Дед никогда не бывал пьян по-простецки, «по-черному», то есть до потери человеческого образа. Пил он, как сам не без чувства собственного достоинства объяснял, по-старинному, как то и подобает интеллигентному человеку, а именно — был постоянно, с самого утра, особенно как вышел на пенсию, не пьян, но и не трезв. В этом состоянии он становился раздражителен и агрессивен, хотя при всем этом оставался в пределах приличий и даже подчеркнутой вежливости по отношению к домашним, но эта нарочитая, высокомерная благовоспитанность была для них тягостнее, чем откровенное пьяное тиранство.
Впрочем, Чипа в доме тогда еще не было, и по поводу дедова печального порока и едкого характера он не мог иметь сколько-нибудь определенного мнения.
Кстати, в связи с дедушкиной профессией инженера-путейца было бы непозволительно не упомянуть о том, что Чип однажды совершил путешествие по железной дороге. Когда семья получила вот эту новую трехкомнатную квартиру в пятиэтажном панельном доме на Ямском поле и, прежде чем в нее въехать, надо было ее капитально перестроить и отделать, все, в том числе, естественно, парализованный дед и Чип в своей клетке, выехали на лето на дачу в Купавну. В Москве остался один отец, который убил весь свой очередной отпуск, да еще взял месяц за свой счет, на ремонт этой первой в жизни семьи отдельной квартиры с совмещенным санузлом, балконом и мусоропроводом на лестничной клетке.
Впрочем, в тогдашней нервотрепке никто, даже бабушка, не запомнил, да и, честно говоря, не обратил внимания, как перенес Чип путешествие в поезде.

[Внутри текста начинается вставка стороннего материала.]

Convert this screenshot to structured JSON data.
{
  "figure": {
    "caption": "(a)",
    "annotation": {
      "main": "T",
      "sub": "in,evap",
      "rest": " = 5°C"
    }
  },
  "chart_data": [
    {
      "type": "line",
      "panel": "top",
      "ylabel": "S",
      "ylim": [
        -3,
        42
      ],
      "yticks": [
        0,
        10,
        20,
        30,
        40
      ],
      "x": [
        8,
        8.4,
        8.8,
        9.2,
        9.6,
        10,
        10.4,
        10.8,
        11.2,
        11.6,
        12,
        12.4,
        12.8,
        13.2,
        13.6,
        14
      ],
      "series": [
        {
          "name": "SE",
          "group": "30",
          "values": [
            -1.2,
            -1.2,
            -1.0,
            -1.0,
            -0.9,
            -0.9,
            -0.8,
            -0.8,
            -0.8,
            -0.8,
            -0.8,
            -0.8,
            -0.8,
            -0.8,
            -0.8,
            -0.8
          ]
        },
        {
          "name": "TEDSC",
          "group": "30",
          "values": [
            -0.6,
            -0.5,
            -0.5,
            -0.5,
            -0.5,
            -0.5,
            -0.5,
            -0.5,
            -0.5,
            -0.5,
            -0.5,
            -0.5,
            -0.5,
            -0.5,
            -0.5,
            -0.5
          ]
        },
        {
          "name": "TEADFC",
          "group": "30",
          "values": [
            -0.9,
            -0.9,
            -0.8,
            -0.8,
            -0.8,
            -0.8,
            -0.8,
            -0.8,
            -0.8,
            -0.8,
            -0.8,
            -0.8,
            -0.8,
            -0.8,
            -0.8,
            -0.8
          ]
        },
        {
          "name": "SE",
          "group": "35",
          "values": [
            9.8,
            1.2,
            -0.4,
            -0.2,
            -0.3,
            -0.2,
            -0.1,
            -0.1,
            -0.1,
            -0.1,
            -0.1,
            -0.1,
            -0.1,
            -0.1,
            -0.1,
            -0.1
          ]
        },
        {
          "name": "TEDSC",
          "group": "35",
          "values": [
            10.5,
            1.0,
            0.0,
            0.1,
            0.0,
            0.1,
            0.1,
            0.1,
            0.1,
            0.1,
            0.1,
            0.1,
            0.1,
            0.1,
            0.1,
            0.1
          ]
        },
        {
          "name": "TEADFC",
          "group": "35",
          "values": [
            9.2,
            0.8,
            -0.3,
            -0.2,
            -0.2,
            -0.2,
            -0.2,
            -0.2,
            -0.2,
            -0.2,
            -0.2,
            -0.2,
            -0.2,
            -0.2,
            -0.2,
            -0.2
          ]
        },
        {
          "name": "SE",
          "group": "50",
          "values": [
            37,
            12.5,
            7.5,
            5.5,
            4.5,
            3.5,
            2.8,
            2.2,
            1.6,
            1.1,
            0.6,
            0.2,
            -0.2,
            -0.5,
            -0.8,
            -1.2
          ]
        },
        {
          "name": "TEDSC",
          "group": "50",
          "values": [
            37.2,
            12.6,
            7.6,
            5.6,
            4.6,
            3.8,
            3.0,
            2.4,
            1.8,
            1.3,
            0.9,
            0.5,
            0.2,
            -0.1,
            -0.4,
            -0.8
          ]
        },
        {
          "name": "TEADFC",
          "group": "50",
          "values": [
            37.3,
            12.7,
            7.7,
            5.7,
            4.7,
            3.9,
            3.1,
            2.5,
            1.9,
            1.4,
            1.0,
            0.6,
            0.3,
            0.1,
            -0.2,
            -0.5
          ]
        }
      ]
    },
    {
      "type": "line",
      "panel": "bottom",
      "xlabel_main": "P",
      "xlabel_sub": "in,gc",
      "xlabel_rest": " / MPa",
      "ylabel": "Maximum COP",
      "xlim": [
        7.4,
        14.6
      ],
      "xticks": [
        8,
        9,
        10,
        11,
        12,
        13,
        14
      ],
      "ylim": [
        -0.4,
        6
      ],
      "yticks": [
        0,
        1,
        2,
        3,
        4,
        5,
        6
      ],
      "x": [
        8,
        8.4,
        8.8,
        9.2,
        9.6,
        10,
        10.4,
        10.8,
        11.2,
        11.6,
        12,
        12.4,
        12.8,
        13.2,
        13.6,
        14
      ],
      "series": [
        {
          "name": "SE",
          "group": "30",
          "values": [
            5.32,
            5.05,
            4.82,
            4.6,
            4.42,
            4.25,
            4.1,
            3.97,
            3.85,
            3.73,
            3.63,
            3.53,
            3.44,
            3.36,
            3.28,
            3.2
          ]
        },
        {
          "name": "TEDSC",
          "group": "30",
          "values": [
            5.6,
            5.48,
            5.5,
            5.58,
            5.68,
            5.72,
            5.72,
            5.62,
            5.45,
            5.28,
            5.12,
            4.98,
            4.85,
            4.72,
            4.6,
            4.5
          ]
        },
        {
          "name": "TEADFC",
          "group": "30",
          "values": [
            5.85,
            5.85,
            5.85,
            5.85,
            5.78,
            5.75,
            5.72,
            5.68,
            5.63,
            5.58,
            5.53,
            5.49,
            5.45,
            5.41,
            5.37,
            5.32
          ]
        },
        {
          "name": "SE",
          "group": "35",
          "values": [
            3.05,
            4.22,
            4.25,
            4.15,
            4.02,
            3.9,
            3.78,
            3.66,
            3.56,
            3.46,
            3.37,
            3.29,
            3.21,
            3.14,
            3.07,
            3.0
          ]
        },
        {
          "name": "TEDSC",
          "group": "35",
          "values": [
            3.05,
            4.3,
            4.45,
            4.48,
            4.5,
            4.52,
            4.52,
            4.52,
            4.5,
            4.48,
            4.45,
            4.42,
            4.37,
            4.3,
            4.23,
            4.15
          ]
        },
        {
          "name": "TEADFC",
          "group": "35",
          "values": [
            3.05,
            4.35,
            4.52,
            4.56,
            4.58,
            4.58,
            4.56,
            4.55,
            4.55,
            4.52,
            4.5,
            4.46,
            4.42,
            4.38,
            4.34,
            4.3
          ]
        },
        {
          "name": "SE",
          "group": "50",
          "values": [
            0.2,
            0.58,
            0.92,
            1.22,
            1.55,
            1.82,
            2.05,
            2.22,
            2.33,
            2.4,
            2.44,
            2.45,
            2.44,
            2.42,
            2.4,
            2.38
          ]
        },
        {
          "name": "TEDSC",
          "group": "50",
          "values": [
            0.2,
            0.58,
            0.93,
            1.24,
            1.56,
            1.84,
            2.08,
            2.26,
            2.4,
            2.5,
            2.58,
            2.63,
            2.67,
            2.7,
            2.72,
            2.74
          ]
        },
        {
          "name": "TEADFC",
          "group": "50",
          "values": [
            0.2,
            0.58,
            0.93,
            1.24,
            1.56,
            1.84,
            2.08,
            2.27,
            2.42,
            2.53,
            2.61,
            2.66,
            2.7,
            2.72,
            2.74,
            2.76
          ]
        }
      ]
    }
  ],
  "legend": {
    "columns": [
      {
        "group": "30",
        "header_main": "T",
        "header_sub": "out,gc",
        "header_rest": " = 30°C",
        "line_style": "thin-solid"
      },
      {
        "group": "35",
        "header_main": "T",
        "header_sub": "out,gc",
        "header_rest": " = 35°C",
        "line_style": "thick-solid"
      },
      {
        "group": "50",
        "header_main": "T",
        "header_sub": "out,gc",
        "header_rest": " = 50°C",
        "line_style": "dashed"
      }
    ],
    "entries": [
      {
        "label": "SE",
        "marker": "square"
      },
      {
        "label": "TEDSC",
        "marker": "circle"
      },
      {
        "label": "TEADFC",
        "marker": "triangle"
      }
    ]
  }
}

Когда, через сколько-то лет после смерти деда, Ольге впервые разрешили за праздничным столом попробовать красного вина, ей пришло в голову, что оттого-то и был таким красным, налитым кровью дедов неживой глаз, что пил он всю жизнь красное вино. Но из всего вышесказанного вовсе не следует, что деда в семье терпели с трудом или, того хуже, не любили. Или что он, в свою очередь, не любил Чипа. Правда, последнее никогда уже с полной точностью установить не удастся.
Отец относился к Чипу далеко не ровно. С одной стороны, как уже отмечалось, когда он принес его Ольге и увидел Ольгины широко распахнутые от восторга и счастья глаза и чуть потеплевшие, чуть смягчившиеся глаза ее матери — к тому времени его уже, собственно, бывшей жены, — ему поверилось, что рано или поздно вина его и грех будут если и не забыты и прощены, то хоть станут не так безжалостны; с другой же стороны, Чип был как бы постоянным, неумолимым напоминанием об этой его вине и более чем что-либо другое свидетельствовал, что нечего строить по этому поводу прекраснодушных и, если смотреть правде в глаза, совершенно тщетных иллюзий.
Вот почему, приходя к Ольге, отец не мог без душевного смятения и тоски глядеть на Чипа и слышать его фиоритуры.
Считалось, что отец «влип».
Слово это — «влип», как простейшее и все приводящее к общему знаменателю объяснение, пришло в дом извне, а именно, от ближайшей материной подруги Регины.
Чипа Регина не любила из глубоко принципиальных соображений. Она вообще считала, что брать от отца какие бы то ни было подарки — она говорила: «подачки» — предел унижения собственного (имелось в виду — материного) достоинства.
Дело в том, что в свое время Регинин муж тоже «влип», и ее не знающая удержу принципиальность произросла на горькой почве собственного опыта.
Эта недвусмысленная и не оставляющая никакой лазейки формулировка — «влип» — была безупречна тем, что с порога отметала самое предположение о возможности какой бы то ни было любви, страсти, душевного тяготения и прочего в этом роде. Влипнуть можно лишь в историю, точнее, если уж называть вещи своими именами, в дерьмо. Следовательно, все происшедшее можно — и должно! — объяснить лишь нравственной слепотой отца, с одной стороны, а с другой — расчетливой порочностью той, которая его увела от матери.